À ce stade, Marguerite Duras avait l’impression d’avoir abandonné ses personnages. Ce sentiment de frustration était d’autant plus important qu’elle avait tourné le film à Vitry, lieu où se déroule l’action du livre, ce qui la rapprochait de ses personnages littéraires. Souhaitant populariser la détresse des laissés-pour-compte de Vitry, elle s’attela à la réécriture d’une version définitive du livre qui aboutit à la publication du roman de 150 pages en 1990. Initialement le titre était « Les ciels d’orage, la pluie d’été » mais elle préféra « Ah ! Ernesto ».

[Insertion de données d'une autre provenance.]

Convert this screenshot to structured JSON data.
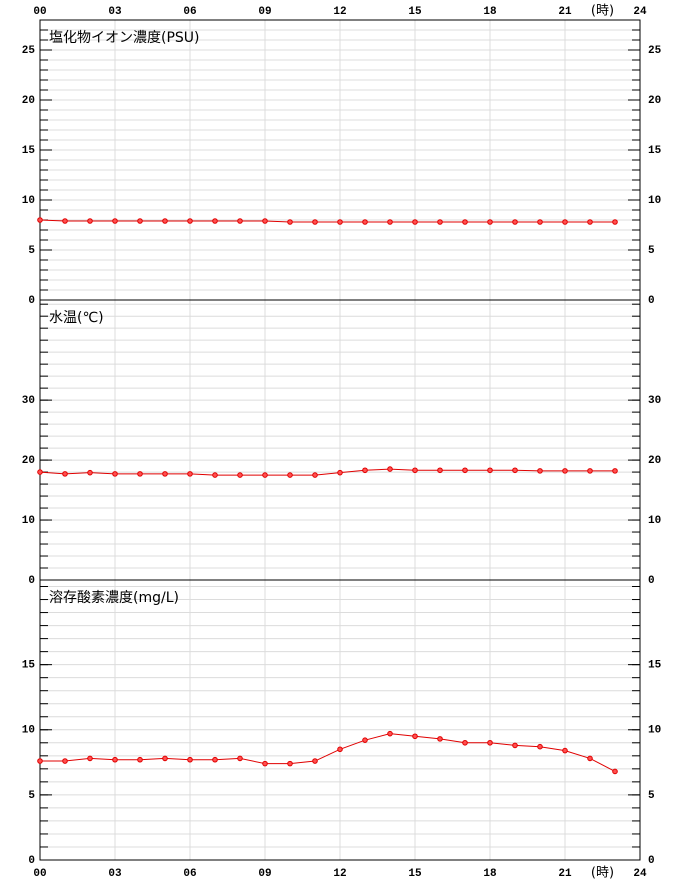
{
  "chart_data": [
    {
      "type": "line",
      "title": "塩化物イオン濃度(PSU)",
      "xlabel": "(時)",
      "xtick_labels": "top",
      "x": [
        0,
        1,
        2,
        3,
        4,
        5,
        6,
        7,
        8,
        9,
        10,
        11,
        12,
        13,
        14,
        15,
        16,
        17,
        18,
        19,
        20,
        21,
        22,
        23
      ],
      "values": [
        8.0,
        7.9,
        7.9,
        7.9,
        7.9,
        7.9,
        7.9,
        7.9,
        7.9,
        7.9,
        7.8,
        7.8,
        7.8,
        7.8,
        7.8,
        7.8,
        7.8,
        7.8,
        7.8,
        7.8,
        7.8,
        7.8,
        7.8,
        7.8
      ],
      "color": "#e00000",
      "xlim": [
        0,
        24
      ],
      "xticks": [
        {
          "value": 0,
          "label": "00"
        },
        {
          "value": 3,
          "label": "03"
        },
        {
          "value": 6,
          "label": "06"
        },
        {
          "value": 9,
          "label": "09"
        },
        12,
        15,
        18,
        21,
        24
      ],
      "ylim": [
        0,
        28
      ],
      "yticks": [
        0,
        5,
        10,
        15,
        20,
        25
      ],
      "minor_yticks": [
        0,
        1,
        2,
        3,
        4,
        5,
        6,
        7,
        8,
        9,
        10,
        11,
        12,
        13,
        14,
        15,
        16,
        17,
        18,
        19,
        20,
        21,
        22,
        23,
        24,
        25,
        26,
        27,
        28
      ],
      "grid": true
    },
    {
      "type": "line",
      "title": "水温(℃)",
      "xtick_labels": "none",
      "x": [
        0,
        1,
        2,
        3,
        4,
        5,
        6,
        7,
        8,
        9,
        10,
        11,
        12,
        13,
        14,
        15,
        16,
        17,
        18,
        19,
        20,
        21,
        22,
        23
      ],
      "values": [
        18.0,
        17.7,
        17.9,
        17.7,
        17.7,
        17.7,
        17.7,
        17.5,
        17.5,
        17.5,
        17.5,
        17.5,
        17.9,
        18.3,
        18.5,
        18.3,
        18.3,
        18.3,
        18.3,
        18.3,
        18.2,
        18.2,
        18.2,
        18.2
      ],
      "color": "#e00000",
      "xlim": [
        0,
        24
      ],
      "xticks": [
        {
          "value": 0,
          "label": "00"
        },
        {
          "value": 3,
          "label": "03"
        },
        {
          "value": 6,
          "label": "06"
        },
        {
          "value": 9,
          "label": "09"
        },
        12,
        15,
        18,
        21,
        24
      ],
      "ylim": [
        0,
        46.7
      ],
      "yticks": [
        0,
        10,
        20,
        30
      ],
      "minor_yticks": [
        0,
        2,
        4,
        6,
        8,
        10,
        12,
        14,
        16,
        18,
        20,
        22,
        24,
        26,
        28,
        30,
        32,
        34,
        36,
        38,
        40,
        42,
        44,
        46
      ],
      "grid": true
    },
    {
      "type": "line",
      "title": "溶存酸素濃度(mg/L)",
      "xlabel": "(時)",
      "xtick_labels": "bottom",
      "x": [
        0,
        1,
        2,
        3,
        4,
        5,
        6,
        7,
        8,
        9,
        10,
        11,
        12,
        13,
        14,
        15,
        16,
        17,
        18,
        19,
        20,
        21,
        22,
        23
      ],
      "values": [
        7.6,
        7.6,
        7.8,
        7.7,
        7.7,
        7.8,
        7.7,
        7.7,
        7.8,
        7.4,
        7.4,
        7.6,
        8.5,
        9.2,
        9.7,
        9.5,
        9.3,
        9.0,
        9.0,
        8.8,
        8.7,
        8.4,
        7.8,
        6.8
      ],
      "color": "#e00000",
      "xlim": [
        0,
        24
      ],
      "xticks": [
        {
          "value": 0,
          "label": "00"
        },
        {
          "value": 3,
          "label": "03"
        },
        {
          "value": 6,
          "label": "06"
        },
        {
          "value": 9,
          "label": "09"
        },
        12,
        15,
        18,
        21,
        24
      ],
      "ylim": [
        0,
        21.5
      ],
      "yticks": [
        0,
        5,
        10,
        15
      ],
      "minor_yticks": [
        0,
        1,
        2,
        3,
        4,
        5,
        6,
        7,
        8,
        9,
        10,
        11,
        12,
        13,
        14,
        15,
        16,
        17,
        18,
        19,
        20,
        21
      ],
      "grid": true
    }
  ]
}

Bien qu’écrit en français, ce livre contient de grande portion d’espagnol, de portugais et même quelques mots n’existant pas, mais qui devraient exister, selon elle. Ce mélange de langue est à l’image de Vitry, que l’auteure voyait comme la pire des banlieues parisiennes, sales, pauvres, mal conçue. Elle s’y est rendue une bonne quinzaine de fois et à chaque fois, elle s’y est perdue (dixit Marguerite Duras). Dans sa forme, il est écrit sous l’angle de vision d’un enfant, et en ça on y retrouve une ambiance de Lewis Caroll. C’est un roman comique malgré la gravité du sujet, où plutôt il contient des éléments du domaine de l’amusement, de la légèreté. C’est assez inhabituel chez Marguerite Duras.

« La folie d’Ernesto, dans un monde entièrement assujetti à la logique du consensus, réside dans cette liberté débordante, excessive, révolutionnaire dont il voudrait disposer. Dans son refus de toute valeur préétablie, dans sa volonté de détruire et de saboter le savoir – dans son cas le savoir scolaire – pour retrouver en lui l’innocence universelle. » Marguerite Duras

 

Cet article fait suite au spectacle Ah ! Ernesto, créé en 2015 au Théâtre de la Tête Noire et accueilli par la suite au Théâtre Massalia.